Observability on the fallback chain itself. The four-provider LLM fallback is genuine resilience, but there's currently no dashboard showing which provider actually served the last hundred requests, or how often the chain falls past Bedrock. That visibility is the first thing a production on-call engineer would need and the first thing currently missing.

Multi-account, multi-tenant architecture. Moving from one AWS account to supporting many customers' accounts means re-architecting the IAM model entirely — cross-account roles, per-tenant data isolation in the findings table, and a customer-facing concept of "which account is this finding from" that doesn't exist today because there's only ever been one.

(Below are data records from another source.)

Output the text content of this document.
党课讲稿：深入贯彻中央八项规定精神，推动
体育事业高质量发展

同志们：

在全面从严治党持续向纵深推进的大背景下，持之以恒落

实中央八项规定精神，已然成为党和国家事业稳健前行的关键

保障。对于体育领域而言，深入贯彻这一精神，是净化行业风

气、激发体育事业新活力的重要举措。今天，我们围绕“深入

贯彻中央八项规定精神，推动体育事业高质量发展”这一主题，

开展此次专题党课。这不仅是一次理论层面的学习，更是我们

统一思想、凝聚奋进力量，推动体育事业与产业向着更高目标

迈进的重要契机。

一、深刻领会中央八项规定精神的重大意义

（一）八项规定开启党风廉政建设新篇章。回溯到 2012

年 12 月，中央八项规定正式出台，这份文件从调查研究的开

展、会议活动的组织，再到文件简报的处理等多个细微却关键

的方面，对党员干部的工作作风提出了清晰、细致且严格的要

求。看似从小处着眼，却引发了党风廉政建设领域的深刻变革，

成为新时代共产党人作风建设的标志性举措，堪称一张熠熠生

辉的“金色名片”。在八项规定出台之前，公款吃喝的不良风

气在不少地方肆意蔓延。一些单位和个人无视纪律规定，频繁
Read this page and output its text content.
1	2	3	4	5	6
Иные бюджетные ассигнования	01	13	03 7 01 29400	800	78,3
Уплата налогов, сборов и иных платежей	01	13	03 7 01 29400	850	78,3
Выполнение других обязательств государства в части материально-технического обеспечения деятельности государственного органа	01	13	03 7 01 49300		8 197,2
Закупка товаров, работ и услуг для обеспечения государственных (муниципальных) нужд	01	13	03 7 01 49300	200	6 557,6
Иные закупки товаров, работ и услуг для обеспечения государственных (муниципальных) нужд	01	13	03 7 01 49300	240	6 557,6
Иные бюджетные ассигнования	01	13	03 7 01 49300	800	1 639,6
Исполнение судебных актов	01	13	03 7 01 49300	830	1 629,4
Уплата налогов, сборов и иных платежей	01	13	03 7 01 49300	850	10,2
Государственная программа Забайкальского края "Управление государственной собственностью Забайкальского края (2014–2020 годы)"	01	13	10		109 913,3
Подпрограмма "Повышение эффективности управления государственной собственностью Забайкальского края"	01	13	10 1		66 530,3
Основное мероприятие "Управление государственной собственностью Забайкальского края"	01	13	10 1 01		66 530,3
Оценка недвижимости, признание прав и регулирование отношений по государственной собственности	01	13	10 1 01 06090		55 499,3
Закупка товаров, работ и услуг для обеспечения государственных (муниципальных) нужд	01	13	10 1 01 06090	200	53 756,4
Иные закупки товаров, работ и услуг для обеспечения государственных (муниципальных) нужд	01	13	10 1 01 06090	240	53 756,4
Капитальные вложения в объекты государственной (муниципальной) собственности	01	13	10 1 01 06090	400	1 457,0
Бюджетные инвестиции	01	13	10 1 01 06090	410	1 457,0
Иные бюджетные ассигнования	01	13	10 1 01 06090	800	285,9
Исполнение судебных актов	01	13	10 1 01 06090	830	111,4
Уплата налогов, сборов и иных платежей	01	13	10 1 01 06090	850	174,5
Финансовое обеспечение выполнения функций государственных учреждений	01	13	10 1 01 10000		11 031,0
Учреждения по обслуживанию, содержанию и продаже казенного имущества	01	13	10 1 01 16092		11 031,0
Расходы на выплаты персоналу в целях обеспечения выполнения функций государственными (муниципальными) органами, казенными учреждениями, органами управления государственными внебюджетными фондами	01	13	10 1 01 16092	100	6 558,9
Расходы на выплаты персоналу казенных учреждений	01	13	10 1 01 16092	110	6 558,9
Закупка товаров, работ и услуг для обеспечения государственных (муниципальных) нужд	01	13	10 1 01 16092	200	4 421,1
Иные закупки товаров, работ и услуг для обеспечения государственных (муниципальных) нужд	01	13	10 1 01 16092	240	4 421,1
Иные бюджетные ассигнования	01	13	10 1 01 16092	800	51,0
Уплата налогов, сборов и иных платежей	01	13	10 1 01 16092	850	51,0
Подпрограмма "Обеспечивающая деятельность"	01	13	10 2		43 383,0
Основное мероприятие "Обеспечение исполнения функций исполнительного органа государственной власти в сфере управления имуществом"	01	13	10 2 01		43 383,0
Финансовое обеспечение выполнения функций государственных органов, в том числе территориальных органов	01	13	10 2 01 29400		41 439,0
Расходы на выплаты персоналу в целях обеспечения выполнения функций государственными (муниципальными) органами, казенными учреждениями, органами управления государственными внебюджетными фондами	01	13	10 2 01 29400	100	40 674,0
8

Collector reliability. Each collector currently runs as a best-effort scheduled job with print-statement logging. Production needs structured logging, retry with back-off on transient AWS API failures, and alerting when a collector silently stops producing findings — distinct from alerting on the findings themselves.

CI/CD and audit trail. Deployment today follows the same manual git pull and systemctl restart pattern as the other two portfolio projects sharing this EC2 host — the same gap, the same fix needed: an automated pipeline with health-check gating before any production rollout.

Performance under real findings volume. The current pgvector setup is untested against the kind of findings volume a genuinely large AWS estate (thousands of resources, months of CloudTrail history) would produce. Index tuning and potentially a different retrieval strategy would need real load testing before that scale, not an assumption that what works today keeps working unchanged.

What this actually taught

Rich data doesn't guarantee rich answers — the prompt has to ask for the reasoning explicitly

The most consequential realisation in this project's history: the seeded findings data was always specific and well-written, but the chat answers still came out flattened and generic until the system prompt was rewritten to explicitly require mechanism-of-risk reasoning, relative prioritisation, business translation, and remediation sequencing. Good data is necessary but not sufficient — the model has to be told what to do with it, in detail, not just told to "be helpful."

Cloud provider account-level gating is a real production concern, not an edge case

Twelve-plus hours of Bedrock being unavailable due to a payment-instrument verification issue, on an account with a genuinely valid payment method, is the kind of failure that doesn't show up in a model's own documentation — it's an artefact of how a specific cloud provider gates access at the account level. Building real resilience meant treating "the AWS account itself might not cooperate" as a first-class failure mode, not just "the model might be down."

Each LLM provider's failure mode is different, and silent failures are the expensive ones

One fallback provider's client code originally assumed every response contained a choices key, and threw an unhelpful KeyError when a rate-limited response didn't — completely obscuring the actual cause until the response shape was inspected directly. The fix, checking the response shape explicitly and surfacing the provider's real error text, is a small code change that materially shortened every subsequent debugging session involving that provider.

What would be redesigned

The intent-detection step that scopes semantic search to a specific service (IAM, cost, etc.) is currently simple keyword matching written directly into the chat handler. A cleaner design would separate intent classification into its own testable component with its own test cases, rather than inline logic that's easy to silently break while changing something else in the same function.